1915 Ekim’i sonlarında ve Kasım ayı başlarında İtilaf Devletleri, Çanakkale harekatını yarıda kesmek ve Gelibolu yarımadasındaki birliklerini tümüyle geri çekmek zorunda kalmışlardı.
Orduların tahliyesi bir sonraki yılın Ocak ayında bitirildi. Böylece Türk komutası, o güne değin Çanakkale Boğazı’nı koruyan ordularının bir kısmını başka cephelere aktarma olanağı bulmuş oldu. Zira, o tarihlerde Osmanlı Ordusu, birkaç cephede birden çarpışıyordu. İşgale karşı verilen uzun süreli mücadelenin zor şartlarında pişmiş, hiç tartışmasız çok yüksek savaş kabiliyetine sahip birlikler, şimdi Harbiye Nazırı Enver Paşa’nın emrindeydiler.
Bunlar, 1., 2. ve 5. Orduların kolordularından oluşmaktaydı. Türk Başkomutan Vekili, ittifakın gerektirdiği sorumlulukları dikkate alarak, Avusturyalılara ve Almanlara, Avrupa cephelerinden herhangi birine belli sayıda asker göndermeyi önerdi.
Enver Paşa’nın bu önerisi, Alman Genel Kurmay Başkanı Gen. von Hinderburg tarafından uygun bulundu ve 4 Haziran 1916’da bir kolordunun Galiçya cephesine sevkedilmesi kararlaştırıldı.
Türk Harbiye Nazırı ise, bunu aynı zamanda bir itibar meselesi gibi görüp, Galiçya’ya gidecek kolordunun iki tümenden (19. ve 20. Tümenler’den) oluşturulması kararını aldı.
Daha önce 5. Ordu’ya dahil olan ve Türk Ordusu’nda görevli Alman general, Liman von Sanders, komutasındaki 15. Kolordu, Gelibolu Yarımadası’ndaki siper savaşlarında öyle büyük kayıplar vermişti ki, bünyesindeki asker mevcudunu tam iki kere, neredeyse sıfırdan başlayarak, yeniden oluşturmak gerekmişti.
19. Tümen, o dönemde henüz 15. Kolordu’ya değil, ancak yine 5. Ordu’nun 3. Kolordu’suna bağlıydı ve Kurmay Albay Mustafa Kemal’in göz kamaştırıcı komutasında, cephede kötüye giden durumu iki kere tersine çevirmiş oluşuyla nam salmıştı.

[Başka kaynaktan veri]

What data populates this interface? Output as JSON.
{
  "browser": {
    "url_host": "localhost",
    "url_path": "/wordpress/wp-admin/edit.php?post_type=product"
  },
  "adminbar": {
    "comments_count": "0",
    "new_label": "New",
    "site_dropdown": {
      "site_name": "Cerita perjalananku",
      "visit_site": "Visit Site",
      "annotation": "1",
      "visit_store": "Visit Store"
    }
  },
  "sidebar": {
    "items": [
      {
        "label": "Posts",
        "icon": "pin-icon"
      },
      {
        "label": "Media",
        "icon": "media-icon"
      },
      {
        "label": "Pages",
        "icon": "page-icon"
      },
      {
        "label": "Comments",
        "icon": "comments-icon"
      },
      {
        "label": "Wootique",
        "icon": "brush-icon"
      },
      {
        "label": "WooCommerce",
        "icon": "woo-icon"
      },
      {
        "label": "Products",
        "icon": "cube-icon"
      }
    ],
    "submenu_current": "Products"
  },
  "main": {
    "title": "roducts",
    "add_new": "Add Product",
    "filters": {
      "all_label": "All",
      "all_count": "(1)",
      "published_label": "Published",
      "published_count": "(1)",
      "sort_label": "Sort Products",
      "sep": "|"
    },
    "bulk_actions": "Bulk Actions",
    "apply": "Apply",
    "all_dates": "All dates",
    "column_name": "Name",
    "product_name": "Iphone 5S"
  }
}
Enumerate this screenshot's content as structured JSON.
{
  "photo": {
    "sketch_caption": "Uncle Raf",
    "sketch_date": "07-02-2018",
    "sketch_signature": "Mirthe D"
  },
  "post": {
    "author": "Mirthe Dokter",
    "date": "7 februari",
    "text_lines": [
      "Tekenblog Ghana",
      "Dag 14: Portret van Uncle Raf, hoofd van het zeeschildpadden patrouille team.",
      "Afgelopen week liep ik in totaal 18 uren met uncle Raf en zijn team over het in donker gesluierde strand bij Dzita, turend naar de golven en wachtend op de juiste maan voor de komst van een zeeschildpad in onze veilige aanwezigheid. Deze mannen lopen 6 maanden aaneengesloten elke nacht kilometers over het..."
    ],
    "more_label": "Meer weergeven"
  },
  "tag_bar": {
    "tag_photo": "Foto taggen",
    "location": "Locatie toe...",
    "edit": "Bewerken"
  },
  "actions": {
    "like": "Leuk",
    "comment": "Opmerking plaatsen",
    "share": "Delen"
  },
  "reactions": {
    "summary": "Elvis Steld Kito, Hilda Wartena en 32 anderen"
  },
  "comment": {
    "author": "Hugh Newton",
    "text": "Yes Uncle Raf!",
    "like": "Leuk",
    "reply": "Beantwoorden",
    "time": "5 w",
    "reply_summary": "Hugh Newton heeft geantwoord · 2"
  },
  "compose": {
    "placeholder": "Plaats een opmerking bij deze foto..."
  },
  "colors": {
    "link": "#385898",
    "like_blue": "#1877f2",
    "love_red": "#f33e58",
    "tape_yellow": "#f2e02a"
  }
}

10 Haziran 1916 itibariyle 15. Kolordu’nun mevcudu, 30 bin askeri buluyordu. Aynı yılın Temmuz ayının ortalarından itibaren oluşturulan ikmaller çerçevesinde bu sayı hemen hemen 33 bine ulaşmıştı. Kolorduya bağlı suvari müfrezeler, Ağustos 1916’da 100 ata sahipti. Her iki tümenin de kuruluş şemaları benzerlik gösteriyordu. Tüm yardımcı birlikler de dahil olmak üzere üçer piyade alayından (19. Tümen için 57., 72. ve 77. Alaylar; 20. Tümen için 61., 62. ve 63. Alaylar), ikişer ağır makinalı tüfek kıtasından, birer müfreze kıtası, birer topçu alayı (19. Tümen için 25. Alay, 20. Tümen için 20. Alay), birer sıhhiye ve istihkam bölüğü ve birer telgraf ekibinden oluşuyorlardı.
Galiçya’ya gönderilen kolordunun ilk komutanı Kurmay Albay Yakup Şevki (Subaşı) olmuştu. 1916 Kasım ayından itibaren yerini Tuğgeneral Cevat (Çobanlı) almıştı; Çanakkale Savaşı’nda, Türk Harbiye Nazırlığı’ndan aldığı görevle Çanakkale Müstahkem Mevki’nin müdafasını yöneten ünlü Cevat Paşa... Karargah komutanı olarak Yarbay Şefik atanırken, 19. Tümen’e Yarbay Sedat, 20. Tümen’e Yarbay Yasin Hilmi atanmışlardı. Doğu Galiçya cephesine hareket tarihi olarak 10 Temmuz bildirilmişti. İlk bölükler, büyük pompayla Ocak 1916’da açılan Berlin-Bağdat demiryolundan yararlanarak, hemen aynı ayın 22’sinde Uzunköprü’den yola çıktılar.